南方向にある人工衛星の位置情報をたよりに、横方向や縦方向の角度を自動で合わせます。車をどの方向に駐車しても合わせてくれるんです。南方向の空が建物や木などで遮られない限りは、いろいろな場所からの中継を実現できます!
では今回の場合はどのようにして中継現場の映像・音声が放送に出ていたかというと、下の図のように人工衛星を介して、NHK名古屋放送局のパラボラアンテナで電波を受信しました。
受信した映像・音声を名古屋放送局のスタジオにて切り替えを行い放送されました。NHKは全国各局に電波を受信するパラボラアンテナをつけていますので、中継車と放送局でお互いチェンネルを合わせれば、どこでも現場の映像・音声を見ることができます。
映像の組み立て
次は現場の方を見ていきましょう。中継で紹介する一つに「めちゃくちゃ大オークション」というものがありました。これは大・中・小 3種類の網をオークション形式で落札、網のサイズに合わせた設定時間内であればいけす内の魚がすくい放題という企画です。生中継では後藤アナウンサーが挑戦、大物が獲れてめちゃくちゃ盛り上がりました!
この現場で技術ディレクターの私がどうしても見せたいと思ったのはいけすの中。コダイ、ハマチ、イサキ、アジ、サザエ、伊勢海老など地元で水揚げされた新鮮な魚介類がたくさんいます。いけす内の魚の動きや活きの良さを見せることで、地域の豊かさ・魅力を伝える1カットになると思ったからです。通常のカメラに加えて水中用の小型カメラを準備し、現場でセッティングしました。
*通常のカメラは防水機能がなく、水中にそのまま入れることはできません。
防水機能を持ったハウジングと呼ばれる専用カバーに小型のカメラを入れることで、水中に入れることが可能になります。許可を取ったうえで、いけすの中に沈めていきました。中継車で水中映像を確認して角度やサイズを調整して固定します。
いけすの中ではカメラが浮力で動いてしまうため、おもりを重ねて動かないようにしました。
これを使って実際に放送された映像がこちら!
魚に警戒されることもなく、活発に泳ぐ様子や、水底にいるサザエが良く見えて、現場の魅力をしっかり放送で伝えることができたと思います!
水中映像も、ただカメラが撮影したままの映像ではありません。カメラの機種が違うと映像の発色も変わってきます。視聴者のみなさんにとって見やすい映像にするべく、中継車内で色や明るさを細かく調整しています。
上から撮影しているカメラでのいけすの青色と、水中カメラの青色を切り替えたときに違和感が出ないように調整をしました。

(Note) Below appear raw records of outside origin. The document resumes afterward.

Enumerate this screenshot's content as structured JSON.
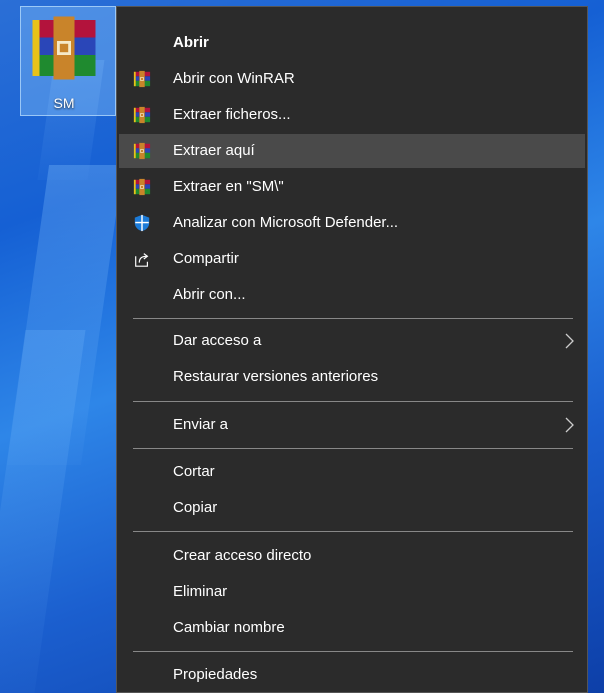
{
  "desktop": {
    "icon_label": "SM",
    "icon_name": "winrar-archive-icon"
  },
  "menu": {
    "items": [
      {
        "label": "Abrir",
        "icon": "",
        "bold": true
      },
      {
        "label": "Abrir con WinRAR",
        "icon": "winrar-icon"
      },
      {
        "label": "Extraer ficheros...",
        "icon": "winrar-icon"
      },
      {
        "label": "Extraer aquí",
        "icon": "winrar-icon",
        "highlighted": true
      },
      {
        "label": "Extraer en \"SM\\\"",
        "icon": "winrar-icon"
      },
      {
        "label": "Analizar con Microsoft Defender...",
        "icon": "defender-shield-icon"
      },
      {
        "label": "Compartir",
        "icon": "share-icon"
      },
      {
        "label": "Abrir con...",
        "icon": ""
      },
      {
        "label": "Dar acceso a",
        "icon": "",
        "submenu": true
      },
      {
        "label": "Restaurar versiones anteriores",
        "icon": ""
      },
      {
        "label": "Enviar a",
        "icon": "",
        "submenu": true
      },
      {
        "label": "Cortar",
        "icon": ""
      },
      {
        "label": "Copiar",
        "icon": ""
      },
      {
        "label": "Crear acceso directo",
        "icon": ""
      },
      {
        "label": "Eliminar",
        "icon": ""
      },
      {
        "label": "Cambiar nombre",
        "icon": ""
      },
      {
        "label": "Propiedades",
        "icon": ""
      }
    ]
  },
  "colors": {
    "menu_background": "#2b2b2b",
    "menu_highlight": "#4a4a4a",
    "separator": "#888888",
    "desktop_blue": "#1560d4",
    "defender_blue": "#1c7bd8"
  }
}
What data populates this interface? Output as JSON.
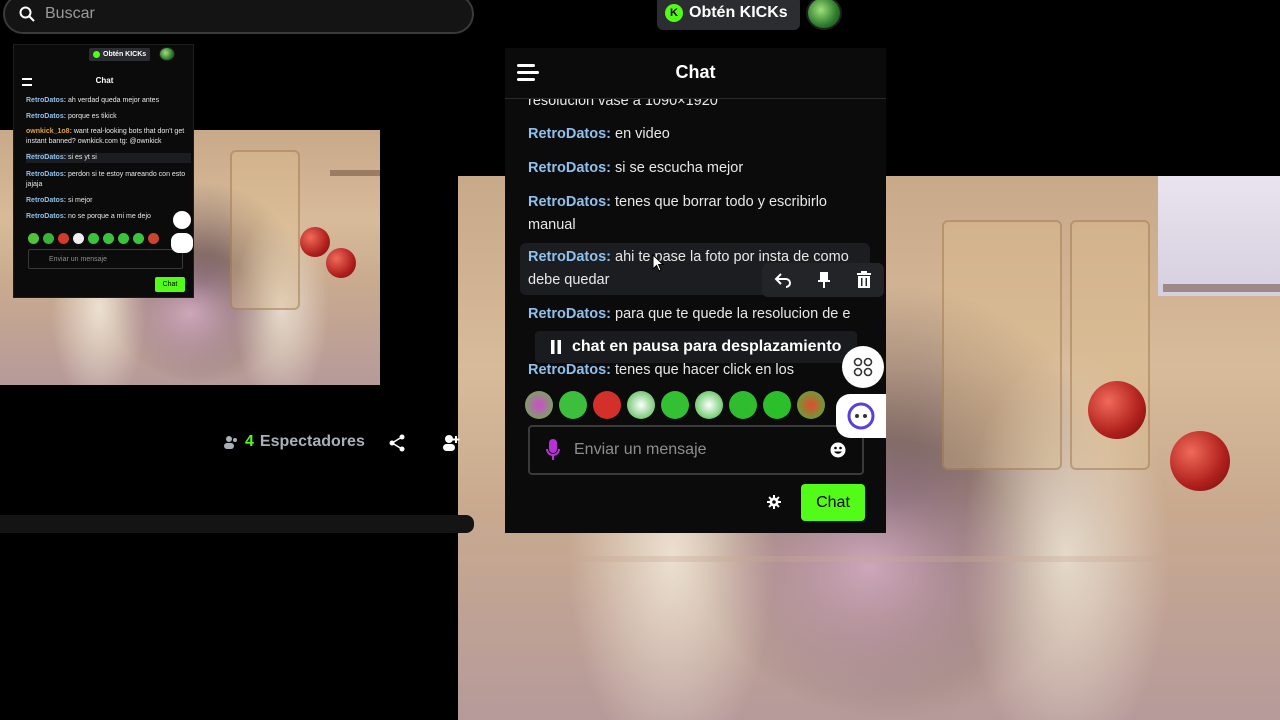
{
  "search": {
    "placeholder": "Buscar"
  },
  "header": {
    "kicks_label": "Obtén KICKs",
    "kick_logo": "K"
  },
  "chat": {
    "title": "Chat",
    "messages": [
      {
        "user": "",
        "text": "resolucion vase a 1090×1920"
      },
      {
        "user": "RetroDatos:",
        "text": " en video"
      },
      {
        "user": "RetroDatos:",
        "text": " si se escucha mejor"
      },
      {
        "user": "RetroDatos:",
        "text": " tenes que borrar todo y escribirlo manual"
      },
      {
        "user": "RetroDatos:",
        "text": " ahi te pase la foto por insta de como debe quedar"
      },
      {
        "user": "RetroDatos:",
        "text": " para que te quede la resolucion de e"
      },
      {
        "user": "RetroDatos:",
        "text": " tenes que hacer click en los"
      }
    ],
    "pause_label": "chat en pausa para desplazamiento",
    "input_placeholder": "Enviar un mensaje",
    "send_label": "Chat"
  },
  "mini_chat": {
    "kicks_label": "Obtén KICKs",
    "title": "Chat",
    "messages": [
      {
        "user": "RetroDatos:",
        "text": " ah verdad queda mejor antes"
      },
      {
        "user": "RetroDatos:",
        "text": " porque es tikick"
      },
      {
        "user": "ownkick_1o8:",
        "text": " want real-looking bots that don't get instant banned? ownkick.com tg: @ownkick"
      },
      {
        "user": "RetroDatos:",
        "text": " si es yt si"
      },
      {
        "user": "RetroDatos:",
        "text": " perdon si te estoy mareando con esto jajaja"
      },
      {
        "user": "RetroDatos:",
        "text": " si mejor"
      },
      {
        "user": "RetroDatos:",
        "text": " no se porque a mi me dejo"
      }
    ],
    "input_placeholder": "Enviar un mensaje",
    "send_label": "Chat"
  },
  "stream": {
    "viewer_count": "4",
    "viewer_label": " Espectadores"
  },
  "colors": {
    "accent": "#53fc18",
    "username": "#8fc0ee",
    "panel": "#0b0b0c"
  }
}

あまり見る機会のない中継現場の様子や中継車機能の一部を紹介しましたが、いかがでしたか?
今回、私が担当したように様々な機材や中継車の機能を把握して「映像」や「音」を設計していく、技術ディレクターという仕事もあるんです。番組に関わる皆のアイデアを実現していく楽しさがあります!これからも伝わりやすく見やすい生中継を届けられるよう技術力を磨いていきます!